La VII edizione del Forum Mediterranean Women Journalist (FMWJ), ha contato oggi, 12 novembre, una tappa nella Casa internazionale delle donne con l’incontro su Come valorizzare il ruolo delle donne nella risoluzione dei conflitti e nella promozione della pace? promosso dal Forum e da Fondazione Pangea Onlus; tra le/gli ospiti, attiviste dall’Afghanistan, dall’Ucraina e dal Sahel.

In apertura, Simona Lanzoni (Vicepresidente di Pangea Onlus e responsabile dei programmi) ha posto una serie raccomandazioni frutto di un lavoro comune e di esperienze maturate negli anni.

L’importante iniziativa ancora in corso, riassumiamo i principali passaggi del discorso:

– Divulgare l’operato delle donne che diversissime tra loro ricuciono ciò che le guerre smembrano.

– Accrescere e facilitare la capacità delle donne di fare rete.

– Le attiviste difensore dei diritti umani e le stesse diaspore (di cui fanno parte donne migranti, richiedenti asilo, rifugiate), possono contribuire a ristabilire la pace nei rispettivi paesi.

– Includere, in ogni fase delle negoziazioni di pace, le attiviste difensore dei diritti e le mediatrici di pace “per facilitare anche delle riforme politiche economiche sociali e di sicurezza. Per la sicurezza è fondamentale che le donne siano nelle forze armate.”

-Consultare le donne dei luoghi di conflitto perché conoscono la vera situazione.
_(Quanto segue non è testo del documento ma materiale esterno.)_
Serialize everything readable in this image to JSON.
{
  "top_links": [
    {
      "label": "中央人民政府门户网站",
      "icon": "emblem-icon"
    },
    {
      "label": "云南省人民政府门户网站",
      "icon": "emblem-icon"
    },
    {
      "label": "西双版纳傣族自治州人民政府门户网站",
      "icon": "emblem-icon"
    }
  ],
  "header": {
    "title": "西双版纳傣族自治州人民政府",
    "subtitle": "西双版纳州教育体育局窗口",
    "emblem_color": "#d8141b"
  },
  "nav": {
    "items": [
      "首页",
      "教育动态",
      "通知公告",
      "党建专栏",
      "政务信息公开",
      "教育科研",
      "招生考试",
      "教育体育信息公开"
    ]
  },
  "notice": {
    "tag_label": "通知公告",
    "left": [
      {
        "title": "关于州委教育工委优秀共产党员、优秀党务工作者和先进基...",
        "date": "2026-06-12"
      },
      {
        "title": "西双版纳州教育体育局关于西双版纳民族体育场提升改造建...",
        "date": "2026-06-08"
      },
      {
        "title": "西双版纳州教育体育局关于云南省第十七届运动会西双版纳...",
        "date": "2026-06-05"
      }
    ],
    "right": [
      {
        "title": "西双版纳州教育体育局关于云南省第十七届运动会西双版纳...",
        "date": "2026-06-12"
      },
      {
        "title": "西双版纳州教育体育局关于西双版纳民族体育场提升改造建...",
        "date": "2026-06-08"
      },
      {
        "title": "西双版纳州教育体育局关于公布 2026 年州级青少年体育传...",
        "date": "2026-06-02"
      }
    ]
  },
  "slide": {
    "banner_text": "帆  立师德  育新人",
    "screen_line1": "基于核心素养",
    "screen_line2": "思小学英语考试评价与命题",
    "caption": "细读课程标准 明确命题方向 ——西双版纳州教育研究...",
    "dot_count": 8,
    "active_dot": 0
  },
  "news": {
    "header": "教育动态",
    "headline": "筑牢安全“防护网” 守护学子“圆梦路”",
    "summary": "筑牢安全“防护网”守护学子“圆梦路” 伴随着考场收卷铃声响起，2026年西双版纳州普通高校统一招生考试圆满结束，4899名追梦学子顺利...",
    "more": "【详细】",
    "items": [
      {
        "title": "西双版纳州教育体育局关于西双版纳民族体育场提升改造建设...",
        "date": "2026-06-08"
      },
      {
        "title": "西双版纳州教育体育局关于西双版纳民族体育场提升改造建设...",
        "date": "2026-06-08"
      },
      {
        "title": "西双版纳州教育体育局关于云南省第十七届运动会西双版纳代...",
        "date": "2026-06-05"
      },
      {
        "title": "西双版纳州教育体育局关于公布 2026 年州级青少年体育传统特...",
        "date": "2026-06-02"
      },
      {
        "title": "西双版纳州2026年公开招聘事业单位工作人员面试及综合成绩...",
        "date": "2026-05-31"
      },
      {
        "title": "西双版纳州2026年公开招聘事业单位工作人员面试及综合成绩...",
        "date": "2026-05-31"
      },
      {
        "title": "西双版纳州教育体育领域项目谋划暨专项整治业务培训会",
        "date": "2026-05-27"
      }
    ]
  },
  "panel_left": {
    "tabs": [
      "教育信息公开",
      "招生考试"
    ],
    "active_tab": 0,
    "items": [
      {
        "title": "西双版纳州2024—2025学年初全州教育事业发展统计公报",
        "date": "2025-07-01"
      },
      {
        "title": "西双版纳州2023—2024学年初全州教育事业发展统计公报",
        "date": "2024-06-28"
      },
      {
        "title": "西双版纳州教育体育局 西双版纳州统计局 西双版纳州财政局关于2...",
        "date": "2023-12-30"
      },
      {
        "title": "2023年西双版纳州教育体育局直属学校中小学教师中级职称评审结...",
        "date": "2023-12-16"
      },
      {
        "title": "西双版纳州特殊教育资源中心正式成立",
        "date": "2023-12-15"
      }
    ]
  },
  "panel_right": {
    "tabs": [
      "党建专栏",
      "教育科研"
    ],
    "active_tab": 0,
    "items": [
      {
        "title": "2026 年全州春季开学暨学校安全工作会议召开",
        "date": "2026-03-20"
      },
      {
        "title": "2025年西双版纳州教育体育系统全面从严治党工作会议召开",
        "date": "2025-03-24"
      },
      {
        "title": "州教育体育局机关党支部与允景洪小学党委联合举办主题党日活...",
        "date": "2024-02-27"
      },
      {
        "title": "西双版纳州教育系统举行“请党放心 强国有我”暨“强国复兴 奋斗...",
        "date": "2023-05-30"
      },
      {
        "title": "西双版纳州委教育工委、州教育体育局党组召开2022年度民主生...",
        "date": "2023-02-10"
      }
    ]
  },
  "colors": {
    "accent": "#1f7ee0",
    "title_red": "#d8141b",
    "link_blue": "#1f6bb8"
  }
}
Sono loro “le vere esperte e vanno ascoltate dalle Nazioni Unite, dalle agenzie internazionali, dai donatori internazionali perché conoscono i bisogni e le priorità delle donne e di tutta la società che è in una situazione di conflitto.”

– Responsabilizzare l’Onu, le agenzie internazionali e i donatori sul fatto che “un conto è iper responsabilizzare meccanismi di donazione e un altro riscontrarne l’efficacia” altrimenti si rischia di ”appesantire le associazioni locali”, mentre occorre rendersi conto degli esiti sui bisogni locali che cambiano in continuazione.

– Rafforzare i movimenti delle donne e delle organizzazioni delle donne per i diritti umani a livello locale nazionale e internazionale; occorrono “maggiori finanziamenti e un continuo supporto delle organizzazioni delle donne.”

– Coinvolgere tutte le donne, di ogni età e particolarmente “le giovani che sono il nostro futuro.”

– L’aiuto umanitario deve avere un approccio di genere. “Sono anni che ne parliamo” ha sottolineato Lanzoni, “bisogna prendere in considerazione i bisogni specifici dei vari gruppi e le donne non sono un gruppo sono la metà del mondo, sono la metà delle persone in conflitto. E soprattutto bisogna cominciare seriamente a finanziare i piani di azione nazionale su pace donne e sicurezza. Bisogna finanziarli a livello mondiale e renderli operativi perché fino ad adesso ci sono dei bellissimi piani scritti ma rimangono solo scritti; abbiamo bisogno che si faccia qualcosa di più…”

– Tenere conto dei profondissimi traumi prodotti dai conflitti. Una raccomandazione “molto sentita da tutte mentre la scrivevamo” ha proseguito Lanzoni denunciando il silenzio sui tanti tipi di violenza prodotti dai conflitti, quindi sui tanti tipi di traumi. “Se tutto diventa stupro si è trovato un nuovo modo di giustificare le violenze sulle donne nelle guerre” ha detto chiedendo attenzione ai programmi che prendono in considerazione tutti i trami vissuti dalle popolazioni “pre, post e durante i conflitti. (…) popolazioni che spesso si spostano, sfollano sia internamente che esternamente al proprio Paese, esempio in Italia e in tutta Europa le quali devono poi fare i conti con i traumi determinati dalla guerra e dalle violenze che produce. L’escalation di entrambe si ripercuoterà nelle società ospitanti perché sono effetti automatici (…) Se non prendiamo seriamente in considerazione anche questo aspetto non usciremo mai dalla guerra che, a seconda di dove si è, continuerà a camminare e noi continueremo a rincorrerla invece le donne vorrebbero smettere e cominciare a costruire pace.”